One such client, a courageous woman from East Africa, will be resettled to the U.S. on August 11. I met Almaz* in 2011, and sat with her as we began piecing together her story to present to the UN Refugee Agency's tribunal as testimony to support her case, and so I could begin forming my legal arguments. Almaz fled her country because she was persecuted for her religious and political beliefs. Hailing from an oppressive country, Almaz was twice imprisoned in military camps for exercising her freedom of religion. Because Almaz refused to renounce her religious beliefs and conform to her one of her country's mandated religions, she was tortured horrifically in these undergound torture camps for a period of time totalling almost two years. After narrowly escaping death, Almaz braved a treacherous escape from her country, and landed in Hong Kong.

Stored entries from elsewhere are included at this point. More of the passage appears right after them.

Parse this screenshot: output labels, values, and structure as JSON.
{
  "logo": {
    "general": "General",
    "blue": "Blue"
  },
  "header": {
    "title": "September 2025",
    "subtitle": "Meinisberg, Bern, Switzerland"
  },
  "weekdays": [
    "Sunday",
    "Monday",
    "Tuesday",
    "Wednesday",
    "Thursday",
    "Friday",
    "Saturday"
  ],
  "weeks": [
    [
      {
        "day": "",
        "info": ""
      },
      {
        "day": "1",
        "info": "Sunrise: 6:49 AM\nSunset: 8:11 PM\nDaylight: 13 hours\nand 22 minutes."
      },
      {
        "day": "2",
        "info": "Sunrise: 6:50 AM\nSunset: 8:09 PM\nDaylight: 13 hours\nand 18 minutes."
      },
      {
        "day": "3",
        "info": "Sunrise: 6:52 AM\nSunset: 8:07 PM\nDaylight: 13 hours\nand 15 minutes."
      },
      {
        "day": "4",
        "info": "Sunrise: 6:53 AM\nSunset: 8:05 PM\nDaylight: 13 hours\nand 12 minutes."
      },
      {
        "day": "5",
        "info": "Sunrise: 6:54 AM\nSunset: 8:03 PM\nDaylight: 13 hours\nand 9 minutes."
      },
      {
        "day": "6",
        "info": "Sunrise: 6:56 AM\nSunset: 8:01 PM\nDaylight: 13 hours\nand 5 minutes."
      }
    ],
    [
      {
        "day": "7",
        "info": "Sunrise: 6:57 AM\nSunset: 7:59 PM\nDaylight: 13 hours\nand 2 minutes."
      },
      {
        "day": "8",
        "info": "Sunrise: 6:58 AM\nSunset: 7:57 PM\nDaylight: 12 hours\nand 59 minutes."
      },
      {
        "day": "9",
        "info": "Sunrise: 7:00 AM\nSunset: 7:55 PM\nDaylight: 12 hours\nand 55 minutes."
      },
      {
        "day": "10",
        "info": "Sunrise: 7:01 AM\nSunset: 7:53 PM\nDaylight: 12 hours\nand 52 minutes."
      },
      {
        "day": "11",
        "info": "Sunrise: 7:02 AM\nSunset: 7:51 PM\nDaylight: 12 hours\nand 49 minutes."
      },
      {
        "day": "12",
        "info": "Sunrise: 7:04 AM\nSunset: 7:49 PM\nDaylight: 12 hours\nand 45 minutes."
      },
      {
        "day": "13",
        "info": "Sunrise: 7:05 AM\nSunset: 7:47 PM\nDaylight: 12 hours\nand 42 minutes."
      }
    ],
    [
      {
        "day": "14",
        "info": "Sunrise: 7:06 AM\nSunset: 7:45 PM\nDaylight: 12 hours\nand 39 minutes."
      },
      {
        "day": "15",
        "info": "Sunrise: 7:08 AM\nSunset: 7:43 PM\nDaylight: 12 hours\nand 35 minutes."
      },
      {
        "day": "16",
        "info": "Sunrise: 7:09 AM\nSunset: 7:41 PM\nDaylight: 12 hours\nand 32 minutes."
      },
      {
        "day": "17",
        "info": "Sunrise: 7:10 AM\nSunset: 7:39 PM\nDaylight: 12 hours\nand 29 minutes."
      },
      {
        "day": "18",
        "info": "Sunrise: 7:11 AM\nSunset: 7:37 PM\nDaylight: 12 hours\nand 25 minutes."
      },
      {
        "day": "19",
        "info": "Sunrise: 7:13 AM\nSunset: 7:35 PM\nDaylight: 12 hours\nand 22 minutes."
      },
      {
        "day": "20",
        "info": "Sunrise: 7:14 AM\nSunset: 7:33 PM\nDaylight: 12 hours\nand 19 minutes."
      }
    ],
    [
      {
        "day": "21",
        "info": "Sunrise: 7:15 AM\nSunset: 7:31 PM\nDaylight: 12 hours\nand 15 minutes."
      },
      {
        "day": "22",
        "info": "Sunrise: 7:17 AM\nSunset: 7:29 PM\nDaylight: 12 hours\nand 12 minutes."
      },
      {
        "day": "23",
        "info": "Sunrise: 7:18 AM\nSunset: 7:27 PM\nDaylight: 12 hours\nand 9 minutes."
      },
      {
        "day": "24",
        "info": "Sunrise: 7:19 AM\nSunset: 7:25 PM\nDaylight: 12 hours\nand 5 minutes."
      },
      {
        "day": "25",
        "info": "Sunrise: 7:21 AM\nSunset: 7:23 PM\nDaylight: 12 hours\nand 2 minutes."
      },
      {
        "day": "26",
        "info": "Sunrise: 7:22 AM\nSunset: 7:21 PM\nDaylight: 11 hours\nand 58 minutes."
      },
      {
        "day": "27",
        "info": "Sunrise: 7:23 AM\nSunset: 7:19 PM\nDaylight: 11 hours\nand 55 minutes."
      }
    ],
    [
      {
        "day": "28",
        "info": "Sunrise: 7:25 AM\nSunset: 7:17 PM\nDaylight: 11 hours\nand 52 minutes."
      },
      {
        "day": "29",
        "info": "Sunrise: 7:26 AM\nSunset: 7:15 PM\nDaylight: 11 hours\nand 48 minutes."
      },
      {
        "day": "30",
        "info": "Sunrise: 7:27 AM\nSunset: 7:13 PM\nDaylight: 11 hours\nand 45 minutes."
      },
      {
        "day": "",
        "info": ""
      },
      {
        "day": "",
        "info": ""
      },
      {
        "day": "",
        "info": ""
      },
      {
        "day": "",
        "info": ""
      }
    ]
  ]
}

The legal process in Hong Kong is frought with many problems, such as serious lack of capacity, violations of due process, severe understaffing, lack of interpreters, inadequate training in legal and cultural competency, and extremely lengthy proceedings and delays in decisions, generally lasting years. Additionally, asylum seekers are neither allowed to work or volunteer in Hong Kong, and live in dire poverty for years as they await the results of their cases. They flee persecution and torture, believing they will arrive to a safe haven, only to arrive to a different kind of hell.
I watched Almaz persevere through the emotional trauma of having to recount her story to me multiple times, answer intrusive and often unfortunately highly inappropriate questions tinged by racial and religious bias from officials, and endure persisent medical issues resulting from her torture. The whole time, even through tears, Almaz maintained a spirit of indescribable hope for the future, and joy at being alive.
I finished my work on Almaz's case in 2012. Because of the lengthy process, the case was decided (successfully!) in June 2013. The resettlement process then takes another year or two, but the agencies handling resettlement logistics only give several weeks' notice once they have purchased the flight.
I just found out Almaz will be arriving in the U.S. on August 11th. I will be serving as her U.S. tie, which means I have the pleasure of helping find her an apartment, furnishing it, and helping her integrate into the U.S.
This is where I need your help.
Refugees get a small amount of money to start their new lives here, and must quickly learn to function in a completely foreign society, often in an unfamiliar language, take the first job they can find, often alone. They also arrive several thousand dollars in debt, as they must pay back the agency for their flights.
Almaz has endured unspeakable atrocities, and has related ongoing medical concerns she must address. I have less than two weeks to find her an apartment, furnish it, and prepare for her arrival. I'm asking friends and allies to donate funds to help her pay for her flight, furnish her apartment, pay for some ongoing medical and psychological rehabilitative services she will need, and give her a small cushion to start her new life here in America.
If you followed my adventures in Hong Kong with interest, missed me while I was gone but found joy in what I was doing, care about refugees and those less advantaged, or are just looking for a good cause to donate to, please consider donating here. If each person I send this to donates even a small amount, we can make a huge difference in her life. We can never restore to Almaz what has been lost, but we can certainly give her a chance to start a new life of safety and freedom here in America.
Thank you so much!
* Name has been changed to protect her identity.